Es gibt aber noch eine andere, ebenso wichtige Möglichkeit, Vögeln wieder mehr Lebensräume zu bieten: Öffnen Sie Ihren Garten für die Natur. Pflanzen Sie reichlich heimische Wildsträucher, verzichten Sie auf den Einsatz von Pestiziden und künstlichen Düngern und bieten Sie den Vögeln auch Kleinstrukturen wie Komposthaufen, eine Wiese mit Wildblumen und Wildgräsern, Holzstapel, dichtes Gestrüpp an Boden und Hauswänden oder eine kleine Wasserstelle an.
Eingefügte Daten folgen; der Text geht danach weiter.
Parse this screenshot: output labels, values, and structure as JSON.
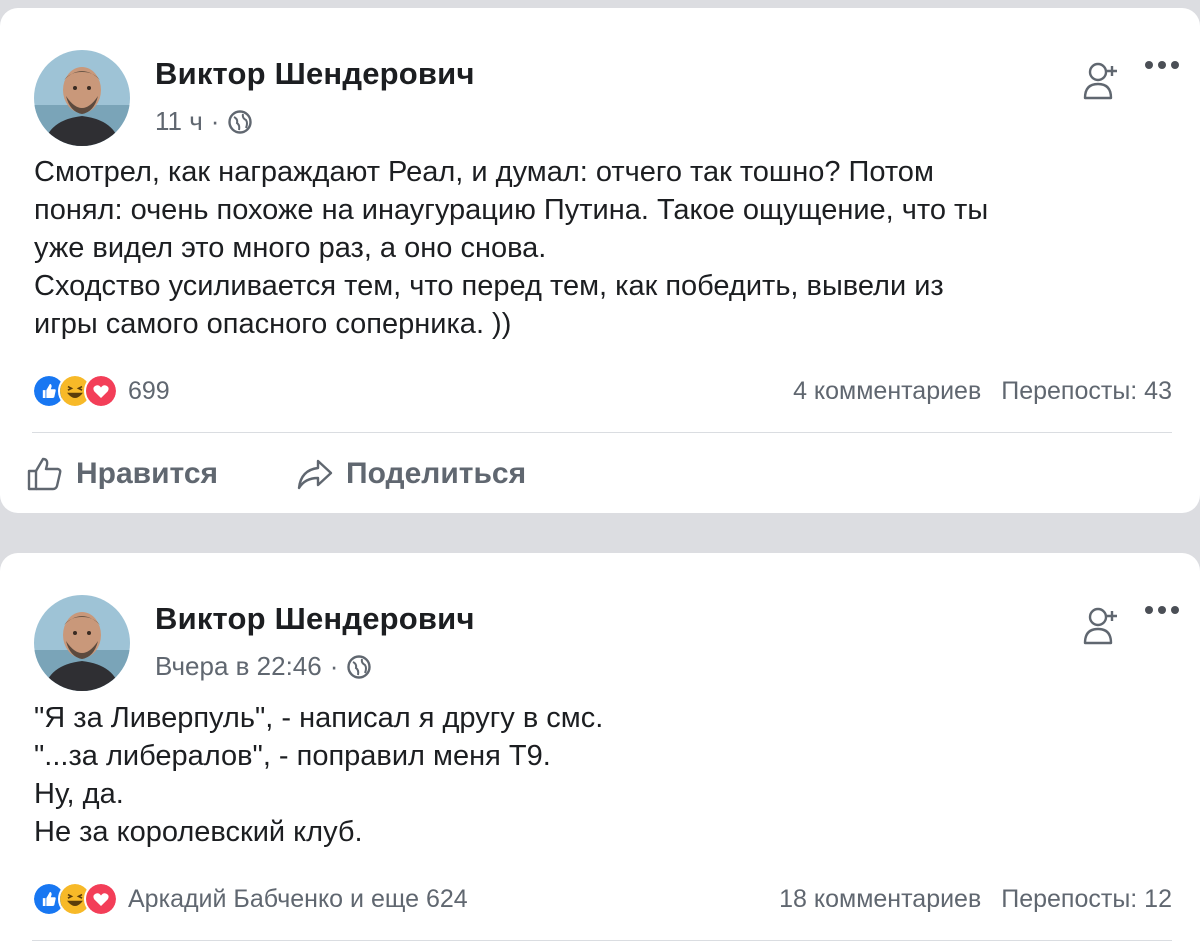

Denken Sie nicht, das sei nur ein Tropfen auf den heißen Stein: Sie sind als Gartenbesitzer ja nicht allein – und wenn Sie anfangen, Ihren Garten naturgemäß umzugestalten, schließen sich Ihnen vielleicht weitere Gärtner in Ihrem Umfeld an. Auf diese Weise nimmt die Zahl der Gärten ständig zu, in denen die Natur wieder eine Chance hat.
GÄRTEN IN DEUTSCHLAND
In Deutschland gibt es rund 15 Millionen Haus- und Schrebergärten mit einer Gesamtfläche von 15 000 Quadratkilometern. Das entspricht etwa 4 % der gesamten Landesfläche. Dagegen nehmen alle Naturschutzgebiete inklusive Nationalparks in Deutschland rund 13 000 Quadratkilometer ein – die Fläche der privaten Gärten ist also größer! Und die Gärten haben noch einen entscheidenden Vorteil: Die meist kleinen Naturschutzgebiete liegen wie Inseln mitten in Landwirtschaftsflächen. Den Pflanzen und Tieren ergeht es dort wie typischen Inselbewohnern: Es ist schwierig, wenn nicht sogar unmöglich, Kontakt zu den oft weit entfernten Artgenossen anderer Inseln zu halten. Anders die Situation der Gärten. Erinnern Sie sich an den Blick auf Ihren Garten von oben: Gärten sind eben keine Inseln, sondern bilden zusammen mit den Gärten in der Umgebung vernetzte Strukturen. Tiere und Pflanzensamen sind sehr beweglich. Ein Garten ist für sie kein abgeschlossener, begrenzter Raum, sondern ein Teil dieses großen Netzwerks, den sie wie einen Weg oder Korridor nutzen können, um über den Boden bzw. durch die Luft zum Beispiel vom Waldrand A zum Waldrand B zu gelangen. Mit solch einem Netzwerk wird aktiv die Vielfalt der Lebewesen gefördert.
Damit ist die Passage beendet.